Sunday, 29 May 2016

When Perennial Plants Continue to Grow and Establish

The Potted Rhododendron
My wife, Carole spends lots of time in the greenhouse and is beginning to establish a variety of plants around our front, side and back garden.  She put a plant pot by our side door with a Rhododendron in it. A beautiful flowering shrub.

During the winter, I forgot all about this shrub. It just looked like a green little bush in a pot. Okay, it looked neat but it never really flicked any switches during those autumn and winter months. I forgot how lovely it was. Even the beginning of spring did not seem too interesting, where this potted shrub was concerned.

I was never too interested in gardens. I would mow the lawn and so on, but lacked the interest and patience to do the plant thing. However, since Carole came along and began to talk of flora like perennial plants, that self-seed each year, and growing an established garden over a period of time, I've been sucked into it a little more. Especially after the mad wildflower display we had last year with blue Cornflowers and much other wild flora mixed with a gorgeous array of colours. 
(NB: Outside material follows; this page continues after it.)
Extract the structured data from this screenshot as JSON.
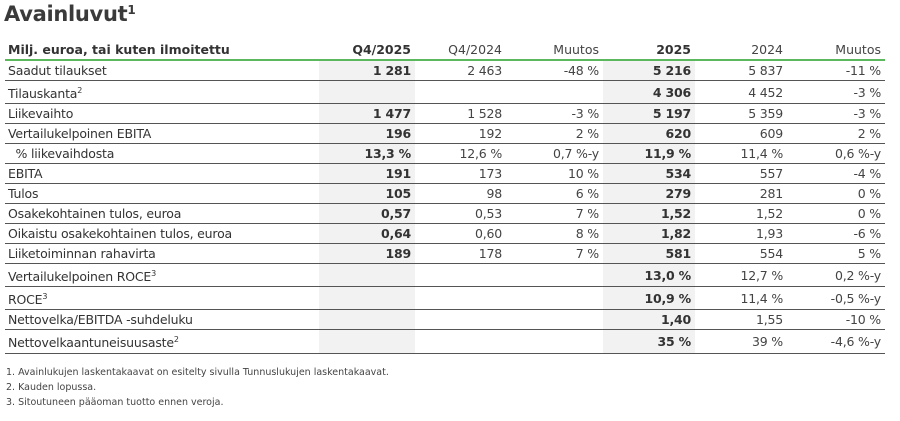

As quickly as the splendour came it went with equal speed when the late autumn came. The ground looked bare and it was hard to imagine there ever being the colourful display. Carole kept saying, "It will all return next year and will be even grander than before. We bought seeds of more wildflowers and scattered them ready for this year's summer.

Suddenly it is all happening again as the plants shoot up and flower. Within days the potted Rhododendron has bloomed. My much coveted Red Hot Pokers are back. I dug two of them up from the dyke by the field opposite our bungalow. Now there are eight of them. All manner of other flora is blooming and the wild blue Cornflowers are just sprouting though not flowered as of yet. They will do soon.

Tiny Forget Me Not spreading here there and everywhere.


Petunia are blooming in the hanging basket

Bacopa is spreading lightly

Campanula spreading amid the stones and rocks
Succulents that we put amid the stony triangle are back again

They are small but robust little plants

Achillea is a fine little flower that makes its presence known

Snow on the Mountain spreads around the borders

Osteospermum reminds me of a back ache.

Love in a mist and Marigold

The Red Hot Pokers are back

A stray seed sees Lobelia taking root and spreading in the nooks and crannies

Aguilera plants are growing all over the garden

Antirrhinum plants

Geum plants

The Lupins are growing in various colours

Lugwort sounds a harsh name for so fine a flower

Foxgloves amid the Ceanothus

This is only the start as many other varieties will make their mark when the summer really kicks in. It's all hands to the soil and bottoms to the garden chairs as we look out at our gardens on sunny afternoons and evenings.